There is no blood. There is no screaming. There is no prolonged period. And usually, there is no baby. Women who are close to birth are far less likely, even when it is legal, to have an abortion procedure done.
Usually what an abortion procedure is filled with is traumatized feelings, silence, and a relatively quick, clean medical procedure that involves few of the usual signs of life. In other words, in reality, abortion looks a lot like what happens in hospice, or in the hospital.
What I am saying is that this is how many other cultures see it, and this is the difference between them and us. They see abortion as something to be regretted, a death brought on by circumstances, but they don’t view this kind of death with terror and fury as a kind of murder.
Abortion is not a good thing, in many other cultures. But it is a medical, terrible death. It is not murder to them.
Interestingly, and perhaps fittingly, these are also the cultures who talk about death a lot. These are the cultures that see life and death fully as one round circle, as a cyclical process. These are the death-literate cultures.
Once I realized this, it was an entirely new way of seeing my spirituality in conjunction with feminism and abortion. Because this death-literacy is very close to how Wiccans actually view life and death. Wiccan beliefs teach that life and death are a constant cycle, a round circle of death, reincarnation, and birth, complete with an afterlife we visit and leave an imprint of ourselves with in between lives and a constant connection we feel towards each other and towards our world.
If I tried to put aside my anger, I realized that it stemmed largely from a horror and terror of any kind of death, this quiet medical kind included. If I put aside that fear, and started looking at both myself and others with compassion, I began to view these mothers as having to go through a horrible kind of trauma — not being able to keep their baby because of circumstances, having to give it up to a tragic death, and then being told by the horror and terror of their society (the same horror and terror I used to fall for) that they were murderers.

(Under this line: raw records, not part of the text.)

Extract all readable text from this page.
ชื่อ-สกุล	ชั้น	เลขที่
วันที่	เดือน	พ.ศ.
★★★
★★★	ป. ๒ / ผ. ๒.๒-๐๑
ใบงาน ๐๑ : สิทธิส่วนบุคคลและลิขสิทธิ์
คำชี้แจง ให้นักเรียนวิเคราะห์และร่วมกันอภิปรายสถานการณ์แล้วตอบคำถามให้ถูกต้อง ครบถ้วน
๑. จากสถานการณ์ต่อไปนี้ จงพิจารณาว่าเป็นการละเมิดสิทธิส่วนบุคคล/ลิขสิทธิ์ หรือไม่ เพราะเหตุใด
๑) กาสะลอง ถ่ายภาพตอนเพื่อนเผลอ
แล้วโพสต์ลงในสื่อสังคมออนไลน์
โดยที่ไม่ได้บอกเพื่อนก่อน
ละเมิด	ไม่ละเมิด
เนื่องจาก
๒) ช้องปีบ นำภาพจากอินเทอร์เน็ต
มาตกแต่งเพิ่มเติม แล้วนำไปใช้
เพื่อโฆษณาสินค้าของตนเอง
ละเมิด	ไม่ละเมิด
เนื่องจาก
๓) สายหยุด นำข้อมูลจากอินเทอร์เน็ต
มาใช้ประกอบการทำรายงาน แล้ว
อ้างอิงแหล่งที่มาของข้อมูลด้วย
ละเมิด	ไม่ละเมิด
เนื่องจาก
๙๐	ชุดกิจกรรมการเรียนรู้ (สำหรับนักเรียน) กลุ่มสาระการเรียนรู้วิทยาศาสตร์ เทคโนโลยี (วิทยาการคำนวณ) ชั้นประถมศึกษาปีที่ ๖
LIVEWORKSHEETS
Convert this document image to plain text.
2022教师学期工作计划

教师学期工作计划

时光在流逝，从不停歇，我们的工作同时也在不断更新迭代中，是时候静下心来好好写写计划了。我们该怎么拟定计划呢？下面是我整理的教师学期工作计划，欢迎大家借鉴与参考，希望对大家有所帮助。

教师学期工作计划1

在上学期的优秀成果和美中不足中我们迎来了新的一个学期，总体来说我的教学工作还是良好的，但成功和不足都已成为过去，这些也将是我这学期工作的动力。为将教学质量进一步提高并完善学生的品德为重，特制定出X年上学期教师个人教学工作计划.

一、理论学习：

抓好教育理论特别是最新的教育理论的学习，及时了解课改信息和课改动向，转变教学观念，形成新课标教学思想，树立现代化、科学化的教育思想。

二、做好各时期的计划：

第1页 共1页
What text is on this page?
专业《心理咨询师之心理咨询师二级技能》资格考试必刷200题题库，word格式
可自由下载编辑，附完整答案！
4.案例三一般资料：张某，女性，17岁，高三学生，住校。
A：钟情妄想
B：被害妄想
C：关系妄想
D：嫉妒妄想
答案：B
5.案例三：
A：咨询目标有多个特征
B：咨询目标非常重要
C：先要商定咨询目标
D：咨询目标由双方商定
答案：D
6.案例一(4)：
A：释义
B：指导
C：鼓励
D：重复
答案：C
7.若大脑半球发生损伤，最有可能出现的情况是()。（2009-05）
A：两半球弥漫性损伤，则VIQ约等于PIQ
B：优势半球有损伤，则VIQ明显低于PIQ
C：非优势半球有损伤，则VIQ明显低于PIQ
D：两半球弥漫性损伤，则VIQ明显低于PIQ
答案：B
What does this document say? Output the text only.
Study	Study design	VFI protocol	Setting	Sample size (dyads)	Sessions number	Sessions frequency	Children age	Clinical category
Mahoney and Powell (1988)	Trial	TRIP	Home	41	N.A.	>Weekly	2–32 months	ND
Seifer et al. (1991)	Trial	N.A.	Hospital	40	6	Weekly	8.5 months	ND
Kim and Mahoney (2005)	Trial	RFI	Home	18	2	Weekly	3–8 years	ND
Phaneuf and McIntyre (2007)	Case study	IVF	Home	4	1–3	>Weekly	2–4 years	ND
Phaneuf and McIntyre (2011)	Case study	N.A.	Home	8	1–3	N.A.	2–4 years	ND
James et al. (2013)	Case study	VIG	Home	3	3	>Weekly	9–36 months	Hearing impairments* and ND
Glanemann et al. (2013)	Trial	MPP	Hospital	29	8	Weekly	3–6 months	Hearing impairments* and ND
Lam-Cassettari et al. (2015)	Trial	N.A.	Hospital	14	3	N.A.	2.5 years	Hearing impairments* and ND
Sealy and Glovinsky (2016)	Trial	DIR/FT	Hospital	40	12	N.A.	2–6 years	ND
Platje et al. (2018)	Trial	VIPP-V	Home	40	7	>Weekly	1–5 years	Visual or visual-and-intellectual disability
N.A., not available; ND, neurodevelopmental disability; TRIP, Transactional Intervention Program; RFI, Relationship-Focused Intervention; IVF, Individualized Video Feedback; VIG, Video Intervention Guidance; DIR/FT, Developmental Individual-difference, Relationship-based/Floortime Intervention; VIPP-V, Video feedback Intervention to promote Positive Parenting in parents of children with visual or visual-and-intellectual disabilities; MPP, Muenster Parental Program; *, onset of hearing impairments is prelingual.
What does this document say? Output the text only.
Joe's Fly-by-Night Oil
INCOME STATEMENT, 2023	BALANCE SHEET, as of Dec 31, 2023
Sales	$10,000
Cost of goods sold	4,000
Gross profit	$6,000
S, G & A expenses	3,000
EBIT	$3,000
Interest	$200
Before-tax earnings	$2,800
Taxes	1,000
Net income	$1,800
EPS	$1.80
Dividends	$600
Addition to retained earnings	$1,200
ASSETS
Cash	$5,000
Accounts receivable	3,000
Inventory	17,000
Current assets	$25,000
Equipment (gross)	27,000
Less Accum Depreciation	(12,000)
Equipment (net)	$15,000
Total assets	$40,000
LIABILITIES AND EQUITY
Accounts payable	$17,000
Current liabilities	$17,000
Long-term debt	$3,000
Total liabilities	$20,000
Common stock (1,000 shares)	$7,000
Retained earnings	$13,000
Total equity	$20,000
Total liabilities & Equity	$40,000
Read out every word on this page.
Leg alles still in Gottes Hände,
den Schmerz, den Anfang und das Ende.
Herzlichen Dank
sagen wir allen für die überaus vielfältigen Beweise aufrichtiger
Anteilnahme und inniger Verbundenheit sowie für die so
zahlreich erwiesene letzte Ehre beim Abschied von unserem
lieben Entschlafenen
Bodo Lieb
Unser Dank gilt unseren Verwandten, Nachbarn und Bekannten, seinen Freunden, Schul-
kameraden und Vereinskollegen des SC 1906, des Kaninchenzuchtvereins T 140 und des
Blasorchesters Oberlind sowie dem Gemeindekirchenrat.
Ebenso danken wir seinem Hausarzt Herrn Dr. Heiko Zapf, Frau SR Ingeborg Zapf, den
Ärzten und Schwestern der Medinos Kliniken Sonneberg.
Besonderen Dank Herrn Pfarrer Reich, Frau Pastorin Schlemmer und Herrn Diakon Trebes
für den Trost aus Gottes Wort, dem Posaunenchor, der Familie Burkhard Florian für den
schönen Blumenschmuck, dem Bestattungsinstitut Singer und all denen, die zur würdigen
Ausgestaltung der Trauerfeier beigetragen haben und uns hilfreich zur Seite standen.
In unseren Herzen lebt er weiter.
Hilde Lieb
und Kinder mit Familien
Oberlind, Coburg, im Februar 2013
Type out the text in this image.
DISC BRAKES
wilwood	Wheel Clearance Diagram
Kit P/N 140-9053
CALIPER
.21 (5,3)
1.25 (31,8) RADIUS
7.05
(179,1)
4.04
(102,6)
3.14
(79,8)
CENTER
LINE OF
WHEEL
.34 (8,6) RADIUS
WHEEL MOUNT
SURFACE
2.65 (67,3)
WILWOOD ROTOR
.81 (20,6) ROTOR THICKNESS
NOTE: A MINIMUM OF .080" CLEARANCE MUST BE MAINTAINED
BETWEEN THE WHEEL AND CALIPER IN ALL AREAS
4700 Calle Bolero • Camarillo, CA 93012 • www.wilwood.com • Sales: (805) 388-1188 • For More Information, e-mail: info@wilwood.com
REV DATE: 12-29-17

But murder indicates a willing desire to end another’s life. And I would argue therefore that in the case of abortion, the accusation of murder stands on very murky ground. No mother voluntarily wants to end the life of the child being carried around inside her. The mothers who seek abortions — legally or illegally — simply feel forced to.
Would I get an abortion myself to this day? No. Then again, it is easy for me to say that, because in comparison to someone living in horrible poverty and an abusive situation, for example, I have a relatively easy life. And in that circumstance, would I want someone to treat me with compassion? Absolutely.
Abortion is terrible. But so, argues feminism, are usually the circumstances surrounding it. At some point, I began to realize that this was a form of compassion, the kind of compassion that spirituality also teaches. Compassion is an important part of Wicca, because karma is a very real part of the religion, and in karma both our good deeds and our bad deeds eventually come back to us.
I guess my shortest explanation is that both my feminism and my spiritualism are constant works in progress. But I was faced with a choice: Either I can look at someone in an abusive and poverty-stricken situation having to traumatically give a child up by medical procedure, and call them a murderer.
Or I can look at the same person, and tell them I am sorry they have had to face a tragic death.
In the end, I have discovered, the choice is mine. This is an entirely new way of seeing abortion for me, one borrowed from other cultures that are not as filled with the West’s anger and hatred towards the issue, and so I thought I’d share.